La « vraie vie », l’entreprise, elle, est immergée dedans, au quotidien. Et c’est ce qui lui donne, aujourd’hui, une responsabilité accrue : plus elle est écoutée, plus elle doit se soucier de la justesse de ses messages. Concrètement ? D’abord, en rendant son discours accessible, compréhensible par le plus grand nombre, y compris – et surtout — si elle traite de sujets complexes. Ensuite, en se demandant ce qu’elle apporte à ses cibles lorsqu’elle leur parle. Dans un contexte d’infobésité galopante, pourquoi l’écouterait-on ? La réponse tient en un mot : parce qu’elle partage son expertise. Bref, qu’elle se montre utile. C’est cela qui entretient la confiance – et l’intérêt que lui porte le public. Exemple ? Michelin, entreprise préférée des Français selon le dernier baromètre Posternak-Ifop (et selon tous les autres classements du même genre, depuis qu’ils existent). Pourquoi ? À cause de l’image sociale de l’entreprise, bien sûr. Mais aussi parce que son PDG explique, simplement et régulièrement, ce qu’il fait, ce qu’il construit, ce qu’il propose.
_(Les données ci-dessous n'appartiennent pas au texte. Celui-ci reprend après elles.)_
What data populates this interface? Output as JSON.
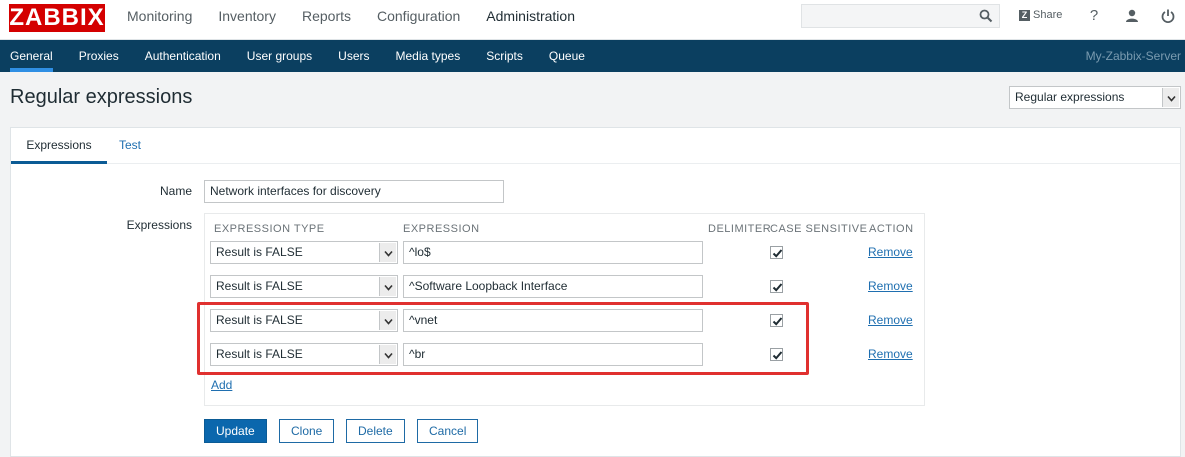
{
  "header": {
    "logo": "ZABBIX",
    "menu": [
      "Monitoring",
      "Inventory",
      "Reports",
      "Configuration",
      "Administration"
    ],
    "active_menu": "Administration",
    "share_label": "Share",
    "help_label": "?",
    "accent": "#d40000"
  },
  "subnav": {
    "items": [
      "General",
      "Proxies",
      "Authentication",
      "User groups",
      "Users",
      "Media types",
      "Scripts",
      "Queue"
    ],
    "active": "General",
    "server_name": "My-Zabbix-Server",
    "background": "#0b3f60"
  },
  "page": {
    "title": "Regular expressions",
    "selector_value": "Regular expressions"
  },
  "tabs": [
    "Expressions",
    "Test"
  ],
  "form": {
    "name_label": "Name",
    "name_value": "Network interfaces for discovery",
    "expressions_label": "Expressions",
    "columns": [
      "EXPRESSION TYPE",
      "EXPRESSION",
      "DELIMITER",
      "CASE SENSITIVE",
      "ACTION"
    ],
    "rows": [
      {
        "type": "Result is FALSE",
        "expression": "^lo$",
        "case_sensitive": true,
        "action": "Remove"
      },
      {
        "type": "Result is FALSE",
        "expression": "^Software Loopback Interface",
        "case_sensitive": true,
        "action": "Remove"
      },
      {
        "type": "Result is FALSE",
        "expression": "^vnet",
        "case_sensitive": true,
        "action": "Remove"
      },
      {
        "type": "Result is FALSE",
        "expression": "^br",
        "case_sensitive": true,
        "action": "Remove"
      }
    ],
    "add_label": "Add",
    "highlight_color": "#e0302f"
  },
  "buttons": {
    "update": "Update",
    "clone": "Clone",
    "delete": "Delete",
    "cancel": "Cancel"
  }
}
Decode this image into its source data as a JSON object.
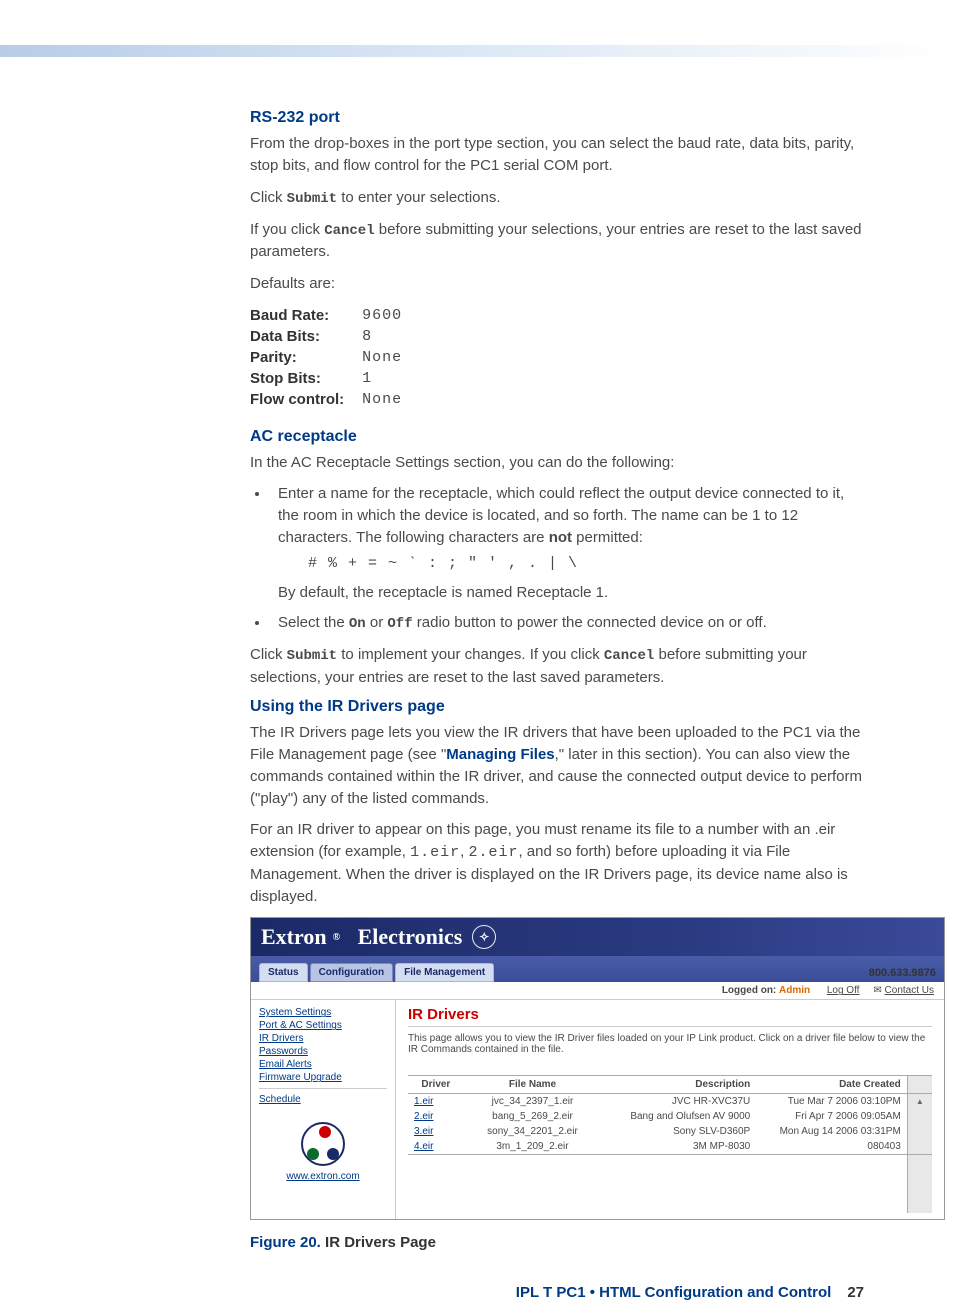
{
  "sections": {
    "rs232": {
      "heading": "RS-232 port",
      "p1": "From the drop-boxes in the port type section, you can select the baud rate, data bits, parity, stop bits, and flow control for the PC1 serial COM port.",
      "p2_prefix": "Click ",
      "p2_code": "Submit",
      "p2_suffix": " to enter your selections.",
      "p3_prefix": "If you click ",
      "p3_code": "Cancel",
      "p3_suffix": " before submitting your selections, your entries are reset to the last saved parameters.",
      "p4": "Defaults are:",
      "defaults": {
        "baud_label": "Baud Rate:",
        "baud_value": "9600",
        "data_label": "Data Bits:",
        "data_value": "8",
        "parity_label": "Parity:",
        "parity_value": "None",
        "stop_label": "Stop Bits:",
        "stop_value": "1",
        "flow_label": "Flow control:",
        "flow_value": "None"
      }
    },
    "ac": {
      "heading": "AC receptacle",
      "p1": "In the AC Receptacle Settings section, you can do the following:",
      "li1_a": "Enter a name for the receptacle, which could reflect the output device connected to it, the room in which the device is located, and so forth. The name can be 1 to 12 characters. The following characters are ",
      "li1_not": "not",
      "li1_b": " permitted:",
      "chars": "# % + = ~ ` : ; \" ' , . | \\",
      "li1_c": "By default, the receptacle is named Receptacle 1.",
      "li2_a": "Select the ",
      "li2_on": "On",
      "li2_or": " or ",
      "li2_off": "Off",
      "li2_b": " radio button to power the connected device on or off.",
      "p2_a": "Click ",
      "p2_submit": "Submit",
      "p2_b": " to implement your changes. If you click ",
      "p2_cancel": "Cancel",
      "p2_c": " before submitting your selections, your entries are reset to the last saved parameters."
    },
    "ir": {
      "heading": "Using the IR Drivers page",
      "p1_a": "The IR Drivers page lets you view the IR drivers that have been uploaded to the PC1 via the File Management page (see \"",
      "p1_link": "Managing Files",
      "p1_b": ",\" later in this section). You can also view the commands contained within the IR driver, and cause the connected output device to perform (\"play\") any of the listed commands.",
      "p2_a": "For an IR driver to appear on this page, you must rename its file to a number with an .eir extension (for example, ",
      "p2_m1": "1.eir",
      "p2_b": ", ",
      "p2_m2": "2.eir",
      "p2_c": ", and so forth) before uploading it via File Management. When the driver is displayed on the IR Drivers page, its device name also is displayed."
    }
  },
  "screenshot": {
    "banner": {
      "brand_a": "Extron",
      "brand_b": "Electronics"
    },
    "tabs": {
      "status": "Status",
      "config": "Configuration",
      "filemgmt": "File Management"
    },
    "phone": "800.633.9876",
    "actions": {
      "logged_on_label": "Logged on:",
      "logged_on_user": "Admin",
      "logoff": "Log Off",
      "contact": "Contact Us"
    },
    "sidebar": {
      "items": [
        "System Settings",
        "Port & AC Settings",
        "IR Drivers",
        "Passwords",
        "Email Alerts",
        "Firmware Upgrade"
      ],
      "schedule": "Schedule",
      "url": "www.extron.com"
    },
    "main": {
      "title": "IR Drivers",
      "desc": "This page allows you to view the IR Driver files loaded on your IP Link product. Click on a driver file below to view the IR Commands contained in the file.",
      "cols": {
        "c1": "Driver",
        "c2": "File Name",
        "c3": "Description",
        "c4": "Date Created"
      },
      "rows": [
        {
          "driver": "1.eir",
          "file": "jvc_34_2397_1.eir",
          "desc": "JVC HR-XVC37U",
          "date": "Tue Mar 7 2006 03:10PM"
        },
        {
          "driver": "2.eir",
          "file": "bang_5_269_2.eir",
          "desc": "Bang and Olufsen AV 9000",
          "date": "Fri Apr 7 2006 09:05AM"
        },
        {
          "driver": "3.eir",
          "file": "sony_34_2201_2.eir",
          "desc": "Sony SLV-D360P",
          "date": "Mon Aug 14 2006 03:31PM"
        },
        {
          "driver": "4.eir",
          "file": "3m_1_209_2.eir",
          "desc": "3M MP-8030",
          "date": "080403"
        }
      ]
    }
  },
  "figure": {
    "label": "Figure 20.",
    "text": "IR Drivers Page"
  },
  "footer": {
    "text": "IPL T PC1 • HTML Configuration and Control",
    "page": "27"
  }
}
Ses nouveaux produits, sa stratégie face à la concurrence chinoise, ses incursions dans le digital. Avec un vocabulaire simple, produisant un discours crédible, et accessible à tous. Résultat : un respect et une confiance inégalés.
Cette simplicité, cette cohérence, sont à la portée de la plupart des entreprises et des dirigeants. Quelle que soit leur taille, leur notoriété, ou la complexité de leur offre. Communiquer utilement, clairement, montrer ce qu’ils apportent et partager leur expertise est aujourd’hui plus qu’une urgence : une nécessité. Pour profiter de l’intérêt qu’on leur porte, et répondre à la demande d’un public qui n’a jamais autant attendu de la sphère économique.